Las cuerdas de los veleros golpeteando contra los mástiles cual cacerolazo sólo veían su cadencia opacada por un ladrido monótono y sin solución de continuidad.
Un poco curiosos como cualquier turista, nos acercamos a la playa de la concurrencia y pudimos no solamente oírlo, sino ver a un peludito anunciando algo y dando vueltas alrededor de dos hombres que apuraban el paso mientras arrastraban una barquita entre el arena y las piedras hacia la orilla del mar. El viento había hecho crecer la marea y contra la pared a lo lejos que bajaba estricta, sin huecos y sin opciones identificamos lo que nos permitió armar el puzzle completo: otro perrito daba alaridos desesperados de ayuda, en pánico por no ver posible su salida mientras se aferraba a los adoquines de manteca.

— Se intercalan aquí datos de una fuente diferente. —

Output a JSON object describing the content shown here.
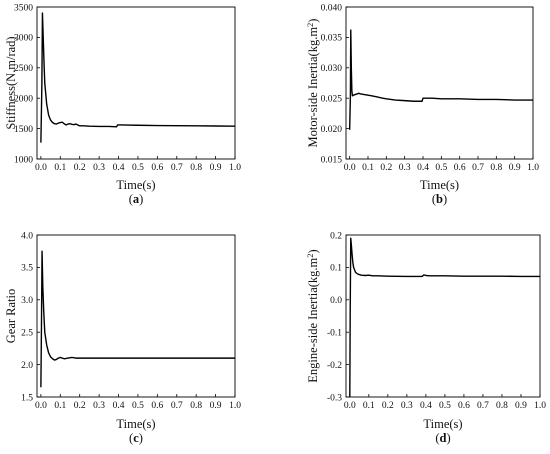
{
  "figure": {
    "panels": [
      {
        "caption_prefix": "(",
        "letter": "a",
        "caption_suffix": ")"
      },
      {
        "caption_prefix": "(",
        "letter": "b",
        "caption_suffix": ")"
      },
      {
        "caption_prefix": "(",
        "letter": "c",
        "caption_suffix": ")"
      },
      {
        "caption_prefix": "(",
        "letter": "d",
        "caption_suffix": ")"
      }
    ]
  },
  "chart_data": [
    {
      "type": "line",
      "xlabel": "Time(s)",
      "ylabel": "Stiffness(N.m/rad)",
      "ylabel_sup": "",
      "ylabel_tail": "",
      "xlim": [
        -0.02,
        1.0
      ],
      "ylim": [
        1000,
        3500
      ],
      "xticks": [
        "0.0",
        "0.1",
        "0.2",
        "0.3",
        "0.4",
        "0.5",
        "0.6",
        "0.7",
        "0.8",
        "0.9",
        "1.0"
      ],
      "yticks": [
        "1000",
        "1500",
        "2000",
        "2500",
        "3000",
        "3500"
      ],
      "series": [
        {
          "x": [
            0.0,
            0.005,
            0.008,
            0.012,
            0.016,
            0.02,
            0.03,
            0.04,
            0.05,
            0.06,
            0.07,
            0.08,
            0.09,
            0.1,
            0.11,
            0.12,
            0.13,
            0.14,
            0.15,
            0.16,
            0.17,
            0.18,
            0.19,
            0.2,
            0.22,
            0.25,
            0.3,
            0.35,
            0.39,
            0.395,
            0.42,
            0.5,
            0.6,
            0.7,
            0.8,
            0.9,
            1.0
          ],
          "y": [
            1270,
            2200,
            3400,
            3000,
            2600,
            2250,
            1900,
            1720,
            1640,
            1600,
            1580,
            1575,
            1590,
            1600,
            1605,
            1580,
            1560,
            1575,
            1580,
            1570,
            1565,
            1575,
            1560,
            1545,
            1545,
            1540,
            1535,
            1535,
            1530,
            1560,
            1560,
            1555,
            1550,
            1548,
            1545,
            1543,
            1540
          ]
        }
      ]
    },
    {
      "type": "line",
      "xlabel": "Time(s)",
      "ylabel": "Motor-side Inertia(kg.m",
      "ylabel_sup": "2",
      "ylabel_tail": ")",
      "xlim": [
        -0.02,
        1.0
      ],
      "ylim": [
        0.015,
        0.04
      ],
      "xticks": [
        "0.0",
        "0.1",
        "0.2",
        "0.3",
        "0.4",
        "0.5",
        "0.6",
        "0.7",
        "0.8",
        "0.9",
        "1.0"
      ],
      "yticks": [
        "0.015",
        "0.020",
        "0.025",
        "0.030",
        "0.035",
        "0.040"
      ],
      "series": [
        {
          "x": [
            0.0,
            0.004,
            0.006,
            0.009,
            0.012,
            0.015,
            0.02,
            0.03,
            0.05,
            0.06,
            0.08,
            0.1,
            0.12,
            0.15,
            0.18,
            0.2,
            0.25,
            0.3,
            0.35,
            0.395,
            0.4,
            0.45,
            0.5,
            0.6,
            0.7,
            0.8,
            0.9,
            1.0
          ],
          "y": [
            0.0198,
            0.0255,
            0.0362,
            0.03,
            0.0262,
            0.0254,
            0.0255,
            0.0256,
            0.0258,
            0.0257,
            0.0256,
            0.0255,
            0.0254,
            0.0252,
            0.025,
            0.0249,
            0.0247,
            0.0246,
            0.0245,
            0.0245,
            0.025,
            0.025,
            0.0249,
            0.0249,
            0.0248,
            0.0248,
            0.0247,
            0.0247
          ]
        }
      ]
    },
    {
      "type": "line",
      "xlabel": "Time(s)",
      "ylabel": "Gear Ratio",
      "ylabel_sup": "",
      "ylabel_tail": "",
      "xlim": [
        -0.02,
        1.0
      ],
      "ylim": [
        1.5,
        4.0
      ],
      "xticks": [
        "0.0",
        "0.1",
        "0.2",
        "0.3",
        "0.4",
        "0.5",
        "0.6",
        "0.7",
        "0.8",
        "0.9",
        "1.0"
      ],
      "yticks": [
        "1.5",
        "2.0",
        "2.5",
        "3.0",
        "3.5",
        "4.0"
      ],
      "series": [
        {
          "x": [
            0.0,
            0.003,
            0.006,
            0.01,
            0.015,
            0.02,
            0.03,
            0.04,
            0.05,
            0.06,
            0.07,
            0.08,
            0.09,
            0.1,
            0.12,
            0.14,
            0.16,
            0.18,
            0.2,
            0.25,
            0.3,
            0.4,
            0.5,
            0.6,
            0.7,
            0.8,
            0.9,
            1.0
          ],
          "y": [
            1.65,
            2.6,
            3.75,
            3.2,
            2.8,
            2.5,
            2.3,
            2.18,
            2.12,
            2.09,
            2.07,
            2.08,
            2.1,
            2.11,
            2.09,
            2.1,
            2.11,
            2.1,
            2.1,
            2.1,
            2.1,
            2.1,
            2.1,
            2.1,
            2.1,
            2.1,
            2.1,
            2.1
          ]
        }
      ]
    },
    {
      "type": "line",
      "xlabel": "Time(s)",
      "ylabel": "Engine-side Inertia(kg.m",
      "ylabel_sup": "2",
      "ylabel_tail": ")",
      "xlim": [
        -0.02,
        1.0
      ],
      "ylim": [
        -0.3,
        0.2
      ],
      "xticks": [
        "0.0",
        "0.1",
        "0.2",
        "0.3",
        "0.4",
        "0.5",
        "0.6",
        "0.7",
        "0.8",
        "0.9",
        "1.0"
      ],
      "yticks": [
        "-0.3",
        "-0.2",
        "-0.1",
        "0.0",
        "0.1",
        "0.2"
      ],
      "series": [
        {
          "x": [
            0.0,
            0.002,
            0.005,
            0.008,
            0.012,
            0.016,
            0.02,
            0.03,
            0.04,
            0.05,
            0.06,
            0.08,
            0.1,
            0.12,
            0.15,
            0.2,
            0.3,
            0.38,
            0.39,
            0.4,
            0.42,
            0.5,
            0.6,
            0.7,
            0.8,
            0.9,
            1.0
          ],
          "y": [
            -0.3,
            -0.05,
            0.19,
            0.17,
            0.14,
            0.115,
            0.1,
            0.085,
            0.08,
            0.078,
            0.076,
            0.075,
            0.076,
            0.074,
            0.074,
            0.073,
            0.072,
            0.072,
            0.077,
            0.075,
            0.074,
            0.074,
            0.073,
            0.073,
            0.073,
            0.072,
            0.072
          ]
        }
      ]
    }
  ]
}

En cuanto los héroes embarcaditos emprendieron el remo hacia él, el náufrago comprendió la situación y espació sus gritos, quizás conteniéndose para que la brújula de sus rescatistas no se desviara.
En apenas unos minutos llegaron hasta él, subió sin si quiera desconfiar (luego supimos que no era de su tribu) y se sentó en la proa para avistar mejor a sus amigos que metían su cuerpo hasta el lomo para recibirlo excitados antes de que tocara tierra.

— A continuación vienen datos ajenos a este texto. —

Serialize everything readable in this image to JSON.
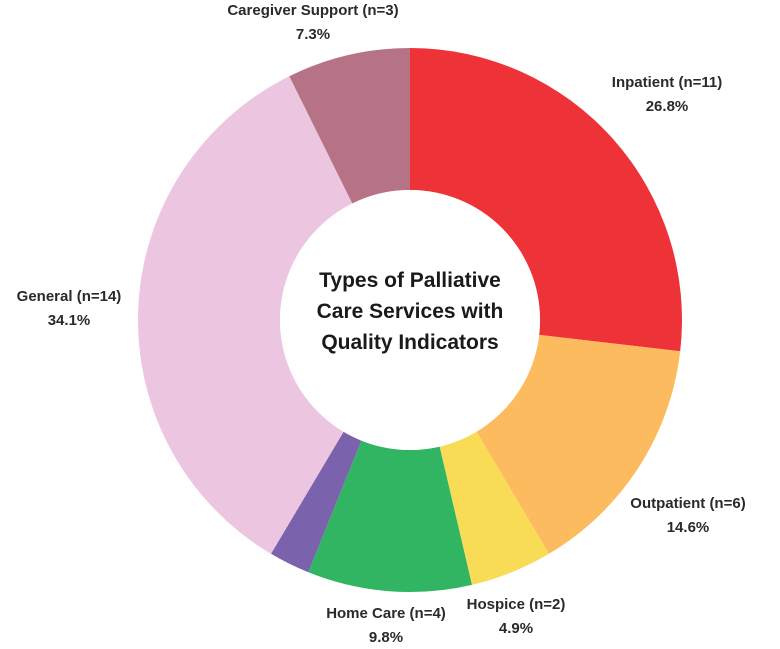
{
  "chart_data": {
    "type": "pie",
    "variant": "donut",
    "title_lines": [
      "Types of Palliative",
      "Care Services with",
      "Quality Indicators"
    ],
    "slices": [
      {
        "name": "Inpatient (n=11)",
        "percent_label": "26.8%",
        "value": 11,
        "color": "#ee3338"
      },
      {
        "name": "Outpatient (n=6)",
        "percent_label": "14.6%",
        "value": 6,
        "color": "#fbbb5e"
      },
      {
        "name": "Hospice (n=2)",
        "percent_label": "4.9%",
        "value": 2,
        "color": "#f9dc55"
      },
      {
        "name": "Home Care (n=4)",
        "percent_label": "9.8%",
        "value": 4,
        "color": "#31b563"
      },
      {
        "name": "",
        "percent_label": "",
        "value": 1,
        "color": "#7b62ad"
      },
      {
        "name": "General (n=14)",
        "percent_label": "34.1%",
        "value": 14,
        "color": "#ecc5e0"
      },
      {
        "name": "Caregiver Support (n=3)",
        "percent_label": "7.3%",
        "value": 3,
        "color": "#b77386"
      }
    ]
  }
}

A su llegada, éramos muchos en la orilla contemplando en vivo y en directo lo que muchas veces vimos en videos en redes sociales.Y aplaudimos, y nos emocionamos, y fuimos testigos de la vulnerabilidad y alegría de encontrarnos con el otro. Qué suerte que en los momentos más ahogantes siempre alguien rema por nosotros y nos rescata.